The Website of Team 14.
Above: Tall Boi next to his 3rd place trophy
Tall boi may not be the most elegant robot, but he is very smart! Tall Boi is outfitted with almost entirely default materials provided by ECE 3400, and is very capable with just those pieces! You can see where our robot, Tall Boi, gets his name! Three tiers of electrical engineering effectiveness brings his stature to quite a height. This was so he could perform all of the all of the key features outlined in the ECE 3400 Course Description, 2018, listed below.
Start signal: Starts when it hears a 660 Hz audio tone (using FFT).
Line following: Follows a white line (~2 cm across) on a dark surface.
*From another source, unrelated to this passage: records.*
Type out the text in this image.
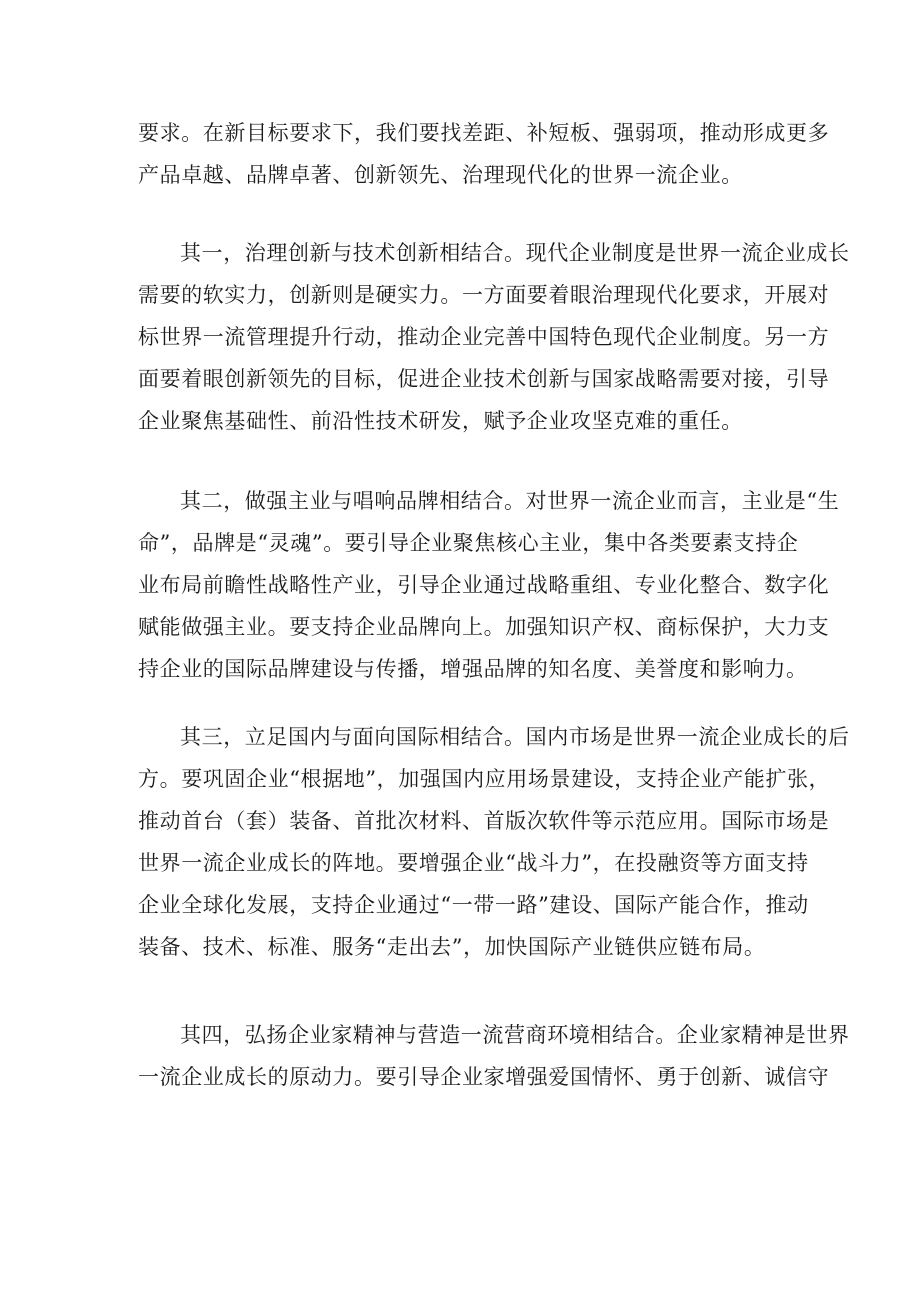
要求。在新目标要求下，我们要找差距、补短板、强弱项，推动形成更多
产品卓越、品牌卓著、创新领先、治理现代化的世界一流企业。

其一，治理创新与技术创新相结合。现代企业制度是世界一流企业成长
需要的软实力，创新则是硬实力。一方面要着眼治理现代化要求，开展对
标世界一流管理提升行动，推动企业完善中国特色现代企业制度。另一方
面要着眼创新领先的目标，促进企业技术创新与国家战略需要对接，引导
企业聚焦基础性、前沿性技术研发，赋予企业攻坚克难的重任。

其二，做强主业与唱响品牌相结合。对世界一流企业而言，主业是“生
命”，品牌是“灵魂”。要引导企业聚焦核心主业，集中各类要素支持企
业布局前瞻性战略性产业，引导企业通过战略重组、专业化整合、数字化
赋能做强主业。要支持企业品牌向上。加强知识产权、商标保护，大力支
持企业的国际品牌建设与传播，增强品牌的知名度、美誉度和影响力。

其三，立足国内与面向国际相结合。国内市场是世界一流企业成长的后
方。要巩固企业“根据地”，加强国内应用场景建设，支持企业产能扩张，
推动首台（套）装备、首批次材料、首版次软件等示范应用。国际市场是
世界一流企业成长的阵地。要增强企业“战斗力”，在投融资等方面支持
企业全球化发展，支持企业通过“一带一路”建设、国际产能合作，推动
装备、技术、标准、服务“走出去”，加快国际产业链供应链布局。

其四，弘扬企业家精神与营造一流营商环境相结合。企业家精神是世界
一流企业成长的原动力。要引导企业家增强爱国情怀、勇于创新、诚信守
Detects intersections where perpendicular white lines cross.
Wall detection: Detects walls at intersections in front, to the left, and to the right
Maze solving: Keeps track of where it has been and uses Dijkstra’s algorithm to find the fastest path to unexplored territory.
Treasure detection: Detects treasures on right hand walls at intersections.
Radio communication: Sends maze data to an Arduino base station to update the ECE 3400 GUI.
Robot detection: Avoids collisions with other robots wearing standard ECE 3400 IR Hats (detected using FFT).
To see our robot’s abilities in action, check out our robot’s performance during the final competition. Unfortunately, the competition does not show off our robot’s treasure detection abilities very well, but we have demos of treasure detection in action here.
The base station has its own Nordic nRF24L01+ radio and Arduino Genuino Uno for updating the GUI (an interface provided by the 3400 staff).
Everything is mounted to three main chassis plates, supported by struts, nuts, and bolts, hot glue, tape, and anything else to hold it together (including the sweat and tears of the invested Elevation Team).
Total Cost (based on 3400 cost guidelines): $89
Tall Boi can track lines and intersections with great accuracy (if batteries are propery fueled), sense walls on three sides for maze mapping, detect a 660Hz audio start signal, detect other robots’ IR signals, and detect treasure color and location. In terms of software, it uses wall sensor information in a search algorithm for navigation the maze, performs fast Fourier transform algorithms to detect audio and IR signal frequencies, transmits maze data to a base station over radio frequency communication, and adapts to detected robots in its vicinity.
After building the robot throughout the semester and having it compete in the competition, some of the main flaws in the design became clear, some more significant than others:
The audio start signal was slightly too sensitive, causing the robot to have multiple false starts in the competition environment. This could easily have been fixed in software by setting a higher threshold for the input signal from the microphone circuit to trigger a detection.
Our robot suffered from movement problems in the competition environment. This included violent shaking on rough or dirty surfaces as well as getting stuck on elevated surfaces. This was because the lower chassis on our robot was positioned very close to the ground, causing the robot to either continuoulsy run it’s front line sensors into the ground or get stuck with it’s wheels above the ground. Since we were mainly focusing on getting all of the required features onto the robot by the end of the semester, we did not give ourselves a lot of time for signficant hardware changes. Our robot may have benefitted from an effort to create custom hardware through 3D printing or PCB milling to make a more stable and compact robot.
While our robot was mostly good at detection intersections, it missed them enough that the robot could never get through a full 9x9 maze accurately. This could be due to a few issues. Our main line sensors were off-center, which meant that our robot left intersectios at an angle. If the robot is off-center and trying to correct its position near an intersection, the robot has a good chance of missing the intersection and possibly making an accidental turn. Another cause of intersection misses may have been from software timing. The robot runs FFT algorithms and reads sensor inputs while moving between intersections, and running a complex algorithm like FFT while on an intersection may have contributed to some misses. Overall, we may have benefitted from more rigourosly testing our robot’s intersection detection abilities and making either software or hardware changes to improve accuracy.
While we do not complelety consider this a flaw, our robot was not prepared to detect most of the treasures placed in the competition mazes. Our robot was designed to detect tresures on right-hand walls after going forward, when the robot was aligned with the wall, but competition treasures were mostly placed at dead ends. Detecting a treasure at the end of an alley meant that our robot would have to turn 90 degrees to detect it, which it could not do accurately because of offset line sensors mentioned above. If we had known that treasures would only be placed on corners or alleys only, we could have put the camera on the front of the robot and had more success during the competition.